Taiwan and China envoys discuss 'cross-strait peace'

Taiwan and China envoys discuss 'cross-strait peace'
Zhang Zhijun (L), director of China's Taiwan Affairs Office, shakes hands with Taiwan's Mainland Affairs Council chairman Andrew Hsia in Kinmen, Taiwan's offshore island, May 23, 2015.

TAIPEI, Taiwan - The meeting between Taiwan's Mainland Affairs Council head Andrew Hsia and the head of China's Taiwan Affairs Office Zhang Zhi-jun came to a close yesterday, with Zhang emphasizing the importance of "peaceful cross-strait development.""Do not fail to notice the street lamp before it has gone out. Do not realise the value of peace until you lose it," were Zhang's parting words after mentioning that both governments have gained much from the seven-years of co-operation, and also further concluding three other "resolutions" from his trip to Kinmen.

The three resolutions include "a peaceful and stable Taiwan Strait," "to enrich people on both shores' well-being," and "to continue down the road of peaceful development," Zhang said, and hoped a second Hsia-Zhang meeting could be possible in the future.

Mainland Affairs Council Deputy Minister Steve Lin also pointed out that the meeting had an important meaning, as it saw discussions of important issues such as a continual cross-strait exchange, Taiwan's future participation in the Asian Infrastructure Investment Bank (AIIB) and the reciprocal establishment of cross-strait representative offices and travel hubs for Chinese tourists in Taiwan. The deputy minister hoped the issues discussed will bear fruit soon.

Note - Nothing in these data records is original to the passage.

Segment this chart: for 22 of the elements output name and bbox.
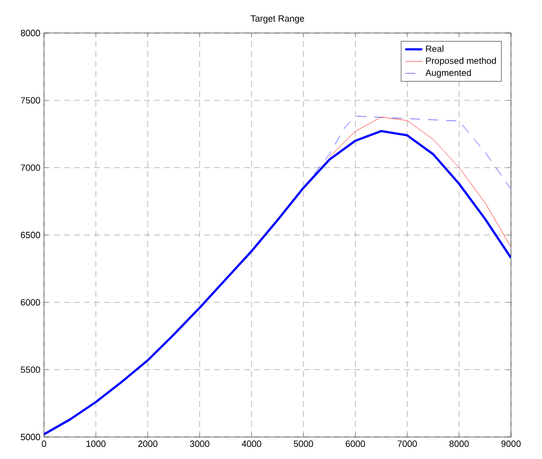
x-tick-label: 7000 bbox=[398, 440, 417, 447]
y-tick-label: 7000 bbox=[20, 164, 40, 171]
legend-label: Augmented bbox=[425, 69, 471, 78]
x-tick-label: 1000 bbox=[86, 440, 106, 447]
line-series bbox=[329, 116, 511, 248]
x-tick-label: 2000 bbox=[138, 440, 158, 447]
y-tick-label: 6000 bbox=[20, 299, 40, 306]
x-tick-label: 5000 bbox=[294, 440, 314, 447]
y-tick-label: 5000 bbox=[20, 434, 40, 440]
x-tick-label: 0 bbox=[42, 440, 46, 447]
y-tick-label: 6500 bbox=[20, 232, 40, 238]
y-tick-label: 5500 bbox=[20, 366, 40, 373]
x-tick-label: 3000 bbox=[190, 440, 210, 447]
legend-label: Proposed method bbox=[426, 57, 496, 66]
chart-title: Target Range bbox=[250, 15, 304, 24]
x-tick-label: 6000 bbox=[346, 440, 365, 447]
x-tick-label: 9000 bbox=[501, 440, 521, 447]
x-tick-label: 8000 bbox=[449, 440, 469, 447]
y-tick-label: 8000 bbox=[20, 30, 40, 36]
legend-label: Real bbox=[426, 45, 444, 52]
y-tick-label: 7500 bbox=[20, 97, 40, 104]
x-tick-label: 4000 bbox=[242, 440, 262, 447]
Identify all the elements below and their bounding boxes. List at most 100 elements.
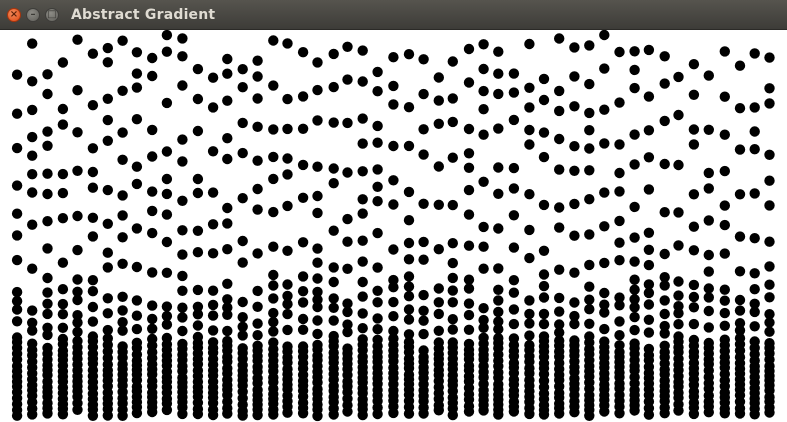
dot <box>418 124 429 135</box>
dot <box>764 236 775 247</box>
dot <box>192 63 204 75</box>
dot <box>388 99 399 110</box>
dot <box>478 303 489 314</box>
title-bar[interactable]: × – □ Abstract Gradient <box>0 0 787 30</box>
dot <box>312 273 323 284</box>
dot <box>252 409 263 421</box>
dot <box>643 227 655 238</box>
dot <box>478 104 489 115</box>
dot <box>282 279 293 290</box>
dot <box>147 406 158 418</box>
dot <box>268 326 279 337</box>
dot <box>538 127 550 138</box>
dot <box>388 140 399 152</box>
dot <box>418 54 429 65</box>
dot <box>688 89 700 100</box>
dot <box>463 283 475 294</box>
dot <box>328 409 339 420</box>
dot <box>268 80 279 91</box>
dot <box>418 198 429 209</box>
dot <box>342 41 353 52</box>
dot <box>357 276 368 288</box>
dot <box>268 269 279 281</box>
dot <box>147 267 158 278</box>
dot <box>734 266 746 277</box>
dot <box>584 165 595 176</box>
minimize-button[interactable]: – <box>26 8 40 22</box>
dot <box>147 313 158 325</box>
dot <box>237 193 248 204</box>
dot <box>131 407 143 419</box>
dot <box>11 304 23 315</box>
dot <box>357 409 368 421</box>
dot <box>207 285 219 296</box>
dot <box>57 103 69 115</box>
dot <box>222 278 233 289</box>
dot <box>599 187 610 198</box>
dot <box>342 263 353 274</box>
dot <box>463 274 475 285</box>
dot <box>493 123 504 134</box>
dot <box>252 155 263 166</box>
dot <box>703 167 714 179</box>
dot <box>161 188 173 200</box>
dot <box>418 408 429 419</box>
dot <box>478 85 489 97</box>
dot <box>282 298 293 310</box>
dot <box>72 286 83 297</box>
dot <box>42 140 53 151</box>
dot <box>463 309 475 321</box>
dot <box>493 284 504 295</box>
dot <box>403 254 415 265</box>
dot <box>102 308 114 319</box>
dot <box>569 407 580 418</box>
dot <box>703 266 714 277</box>
dot <box>688 302 700 313</box>
maximize-button[interactable]: □ <box>45 8 59 22</box>
dot <box>27 38 38 49</box>
dot <box>703 124 714 135</box>
dot <box>688 408 700 420</box>
dot <box>177 33 188 44</box>
dot <box>659 328 670 339</box>
dot <box>11 230 23 241</box>
dot <box>161 267 173 278</box>
dot <box>268 280 279 291</box>
dot <box>659 320 670 332</box>
dot <box>599 323 610 335</box>
dot <box>342 74 353 85</box>
dot <box>508 287 520 298</box>
dot <box>629 82 640 94</box>
dot <box>131 68 143 79</box>
dot <box>297 159 309 171</box>
dot <box>357 208 368 219</box>
dot <box>569 297 580 308</box>
dot <box>734 318 746 329</box>
dot <box>749 144 760 155</box>
dot <box>161 310 173 322</box>
dot <box>117 305 128 316</box>
dot <box>478 263 489 274</box>
dot <box>719 248 730 259</box>
dot <box>478 241 489 252</box>
close-button[interactable]: × <box>7 8 21 22</box>
dot <box>508 406 520 417</box>
dot <box>87 410 99 421</box>
dot <box>749 321 760 332</box>
dot <box>524 308 535 320</box>
dot <box>102 410 114 421</box>
dot <box>192 301 204 312</box>
dot <box>72 34 83 45</box>
dot <box>643 327 655 338</box>
dot <box>749 48 760 59</box>
dot <box>403 408 415 419</box>
dot <box>147 124 158 136</box>
dot <box>764 317 775 328</box>
dot <box>569 318 580 330</box>
dot <box>222 302 233 313</box>
dot <box>328 225 339 236</box>
dot <box>222 294 233 305</box>
dot <box>328 293 339 304</box>
dot <box>282 245 293 256</box>
dot <box>282 290 293 302</box>
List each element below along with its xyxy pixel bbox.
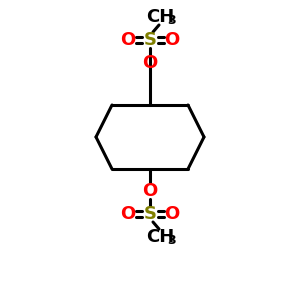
Text: O: O <box>164 205 180 223</box>
Text: CH: CH <box>146 228 174 246</box>
Text: O: O <box>120 31 136 49</box>
Text: O: O <box>164 31 180 49</box>
Text: O: O <box>120 205 136 223</box>
Text: 3: 3 <box>168 235 176 248</box>
Text: CH: CH <box>146 8 174 26</box>
Text: 3: 3 <box>168 14 176 28</box>
Text: O: O <box>142 182 158 200</box>
Text: O: O <box>142 54 158 72</box>
Text: S: S <box>143 205 157 223</box>
Text: S: S <box>143 31 157 49</box>
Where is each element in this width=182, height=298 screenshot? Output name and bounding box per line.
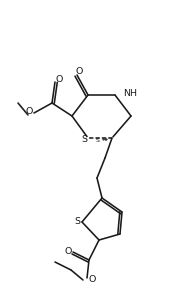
Text: O: O xyxy=(64,246,72,255)
Text: S: S xyxy=(74,218,80,226)
Text: O: O xyxy=(75,66,83,75)
Text: S: S xyxy=(96,139,100,144)
Text: O: O xyxy=(55,74,63,83)
Text: S: S xyxy=(81,134,87,144)
Text: O: O xyxy=(88,274,96,283)
Text: O: O xyxy=(25,108,33,117)
Text: NH: NH xyxy=(123,89,137,99)
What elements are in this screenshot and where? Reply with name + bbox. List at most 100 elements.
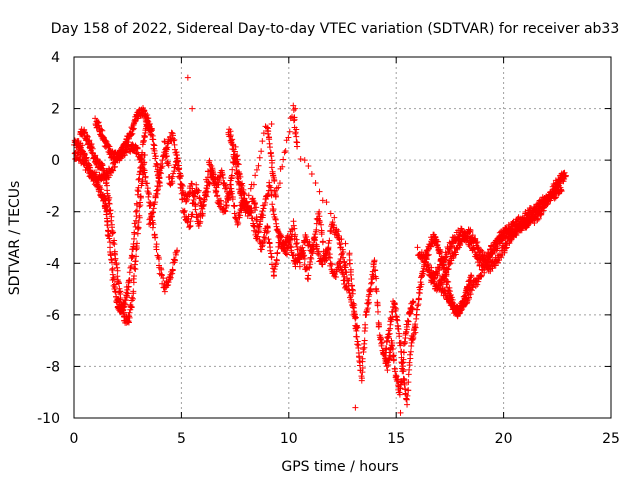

Lin also said that the Kinmen-Fujian water pipeline, environmental concerns about garbage on the Kinmen's shores, and the "Little Three Links" were also Kinmen-related issues discussed during the meeting.

Knives of Peace

Kitchen knives being made in Kinmen from old artillery shell casings symbolize that the two sides of the Taiwan Strait have buried the hatchet and are working for peace, the Chinese official said.

Zhang also said he hoped the two sides can maintain peace while visiting the steel knife factory that makes knives from the shells fired by China at Kinmen between 1958 and 1978.

During the 1958 Taiwan Strait Crisis, the People's Liberation Army fired around 450,000 shells at the Kinmen Islands located just kilometers off China's coast to try to retake them from the Republic of China (Taiwan).

More recently, Kinmen has become famous for its production of cleavers made from the PLA shells.

Go back home, TSU: Kinmen

Kinmen Council members protested yesterday in response to the brawl that occurred before Zhang's arrival at Kinmen's Shuitou Harbor, caused by youth wing members of the Taiwan Solidarity Union (TSU) who hurled smoke grenades and clashed with pro-unification supporters.

Hung Li-ping along with other council members had arrived at the Treasure Island Resort Hotel , where the meeting was held, to stage protests against the TSU's violent actions.

The council members condemned the violent methods, saying that the Hsia-Zhang meeting was held to discuss the improvement of Kinmen's livelihood, and chanted "Kinmen needs livelihood; we condemn violence" and "Go back home, TSU."

The Kinmen County Police Department also reported arresting three TSU youth protesters who hurled grenades, and one civilian who attacked the protesters. The police finished their inquiries and the recording of statements last night.

The department also denied being biased in its management of the case and said it will maintain a legal, neutral stance throughout the investigation.